What is an Annual allowance for pensions?
Maximum amount that can be contributed to a pension during a tax year without a tax charge being applied.
What is a Lifetime allowance for pensions?
The total amount that an individual may hold in tax-privileged pension schemes at the point where benefits are taken, without incurring a tax charge.
What is a Defined-benefit scheme?
A scheme in which the pension benefits the individual will receive are specified from the outset. Also referred to as a final salary scheme.
What is a Defined-contribution scheme?
A scheme in which an agreed level of contributions is paid but the benefits that the individual ultimately receives depend on the performance of the investments into which the contributions are paid.Also referred to as a money-purchase scheme.
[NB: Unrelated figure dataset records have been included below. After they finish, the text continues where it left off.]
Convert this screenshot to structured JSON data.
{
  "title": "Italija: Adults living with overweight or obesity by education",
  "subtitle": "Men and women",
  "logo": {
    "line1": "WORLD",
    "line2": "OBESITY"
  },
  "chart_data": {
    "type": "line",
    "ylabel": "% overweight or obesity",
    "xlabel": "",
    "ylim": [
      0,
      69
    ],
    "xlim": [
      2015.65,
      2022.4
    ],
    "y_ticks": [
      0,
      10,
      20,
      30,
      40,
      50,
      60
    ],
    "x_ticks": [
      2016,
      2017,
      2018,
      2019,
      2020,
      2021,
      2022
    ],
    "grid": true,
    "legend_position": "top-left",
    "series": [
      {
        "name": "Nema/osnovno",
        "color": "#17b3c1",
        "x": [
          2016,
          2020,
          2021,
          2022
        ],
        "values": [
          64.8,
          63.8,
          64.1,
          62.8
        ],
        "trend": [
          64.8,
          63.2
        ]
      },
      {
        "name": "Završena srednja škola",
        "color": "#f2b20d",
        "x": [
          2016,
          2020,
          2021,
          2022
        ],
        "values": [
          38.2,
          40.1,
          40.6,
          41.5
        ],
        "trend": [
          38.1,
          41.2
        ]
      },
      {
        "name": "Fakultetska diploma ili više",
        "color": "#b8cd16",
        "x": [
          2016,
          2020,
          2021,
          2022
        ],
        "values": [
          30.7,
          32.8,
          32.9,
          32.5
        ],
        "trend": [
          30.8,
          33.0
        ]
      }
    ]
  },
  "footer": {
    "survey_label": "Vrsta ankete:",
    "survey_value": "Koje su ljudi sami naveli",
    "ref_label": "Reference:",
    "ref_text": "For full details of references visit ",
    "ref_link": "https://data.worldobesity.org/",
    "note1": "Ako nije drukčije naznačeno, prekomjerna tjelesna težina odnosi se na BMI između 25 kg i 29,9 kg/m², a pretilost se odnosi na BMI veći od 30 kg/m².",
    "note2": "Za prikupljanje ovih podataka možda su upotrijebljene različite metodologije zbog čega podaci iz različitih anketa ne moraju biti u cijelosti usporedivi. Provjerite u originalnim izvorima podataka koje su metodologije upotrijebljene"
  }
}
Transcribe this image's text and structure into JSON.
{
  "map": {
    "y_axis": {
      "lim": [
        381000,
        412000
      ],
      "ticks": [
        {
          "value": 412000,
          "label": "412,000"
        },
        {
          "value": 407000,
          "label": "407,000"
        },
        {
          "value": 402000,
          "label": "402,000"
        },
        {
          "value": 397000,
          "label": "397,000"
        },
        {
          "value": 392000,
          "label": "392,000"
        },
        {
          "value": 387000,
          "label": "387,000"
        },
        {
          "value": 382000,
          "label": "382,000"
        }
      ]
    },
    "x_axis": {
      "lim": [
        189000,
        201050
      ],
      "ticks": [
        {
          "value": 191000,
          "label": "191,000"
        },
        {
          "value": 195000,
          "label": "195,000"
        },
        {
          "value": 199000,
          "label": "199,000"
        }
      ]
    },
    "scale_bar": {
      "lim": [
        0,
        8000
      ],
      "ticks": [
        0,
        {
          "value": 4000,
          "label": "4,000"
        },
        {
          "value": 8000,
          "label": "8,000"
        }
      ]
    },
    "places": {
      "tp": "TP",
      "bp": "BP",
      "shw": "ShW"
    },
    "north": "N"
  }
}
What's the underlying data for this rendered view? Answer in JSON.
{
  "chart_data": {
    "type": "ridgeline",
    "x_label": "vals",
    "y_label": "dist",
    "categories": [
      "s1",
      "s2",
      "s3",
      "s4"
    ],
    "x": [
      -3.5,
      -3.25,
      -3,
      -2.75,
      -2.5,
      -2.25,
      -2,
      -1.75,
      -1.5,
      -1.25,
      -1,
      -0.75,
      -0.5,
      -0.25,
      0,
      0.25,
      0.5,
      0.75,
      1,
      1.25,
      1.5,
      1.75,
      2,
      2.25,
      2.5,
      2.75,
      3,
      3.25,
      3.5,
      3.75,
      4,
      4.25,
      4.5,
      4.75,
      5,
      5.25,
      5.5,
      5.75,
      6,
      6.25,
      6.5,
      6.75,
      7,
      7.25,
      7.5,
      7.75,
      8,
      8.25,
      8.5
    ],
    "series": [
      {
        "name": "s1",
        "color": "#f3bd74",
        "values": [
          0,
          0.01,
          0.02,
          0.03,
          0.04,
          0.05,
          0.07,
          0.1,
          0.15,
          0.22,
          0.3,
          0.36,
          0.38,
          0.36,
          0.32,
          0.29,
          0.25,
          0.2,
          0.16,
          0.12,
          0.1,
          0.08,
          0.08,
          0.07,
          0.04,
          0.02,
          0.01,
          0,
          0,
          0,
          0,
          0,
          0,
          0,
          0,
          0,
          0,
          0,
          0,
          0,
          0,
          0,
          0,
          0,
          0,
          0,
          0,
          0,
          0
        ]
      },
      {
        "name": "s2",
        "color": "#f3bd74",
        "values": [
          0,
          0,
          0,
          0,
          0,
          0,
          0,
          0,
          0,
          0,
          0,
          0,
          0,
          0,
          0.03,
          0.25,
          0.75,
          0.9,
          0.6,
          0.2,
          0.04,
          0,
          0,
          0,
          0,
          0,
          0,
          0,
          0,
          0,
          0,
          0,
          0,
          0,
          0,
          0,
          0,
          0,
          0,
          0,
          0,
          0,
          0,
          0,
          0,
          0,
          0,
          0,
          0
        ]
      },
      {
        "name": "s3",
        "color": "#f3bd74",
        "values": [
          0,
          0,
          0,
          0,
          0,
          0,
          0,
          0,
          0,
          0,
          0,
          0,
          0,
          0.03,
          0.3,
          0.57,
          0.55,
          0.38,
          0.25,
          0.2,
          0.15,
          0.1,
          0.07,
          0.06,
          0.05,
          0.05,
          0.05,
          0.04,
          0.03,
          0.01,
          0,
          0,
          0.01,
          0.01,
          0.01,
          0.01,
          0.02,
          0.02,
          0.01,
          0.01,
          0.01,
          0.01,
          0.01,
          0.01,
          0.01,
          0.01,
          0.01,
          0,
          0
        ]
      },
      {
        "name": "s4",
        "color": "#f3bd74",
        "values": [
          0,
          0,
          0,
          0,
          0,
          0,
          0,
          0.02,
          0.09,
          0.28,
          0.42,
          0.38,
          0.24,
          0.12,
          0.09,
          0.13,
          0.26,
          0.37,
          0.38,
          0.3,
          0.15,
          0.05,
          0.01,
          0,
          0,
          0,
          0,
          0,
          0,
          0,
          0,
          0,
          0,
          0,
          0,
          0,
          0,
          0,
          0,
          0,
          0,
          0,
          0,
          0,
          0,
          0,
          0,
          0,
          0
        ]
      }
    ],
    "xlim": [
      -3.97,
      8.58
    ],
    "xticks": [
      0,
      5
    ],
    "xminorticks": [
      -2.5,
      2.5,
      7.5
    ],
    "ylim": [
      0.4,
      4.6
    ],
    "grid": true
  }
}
What is a Pension commencement lump sum?
The sum (up to 25% of the individual’s pension fund) that may be taken at retirement tax-free.
What is a Defined benefit occupation scheme?
The employee may receive a pension that is calculated as a percentage of final salary (the salary at or near retirement).
What is a Defined contribution occupation scheme?
An agreed contribution is invested for each member. On retirement, the accumulated fund is used to purchase benefits.The scheme member has more control over how their contributions are invested.Depends on investment performance.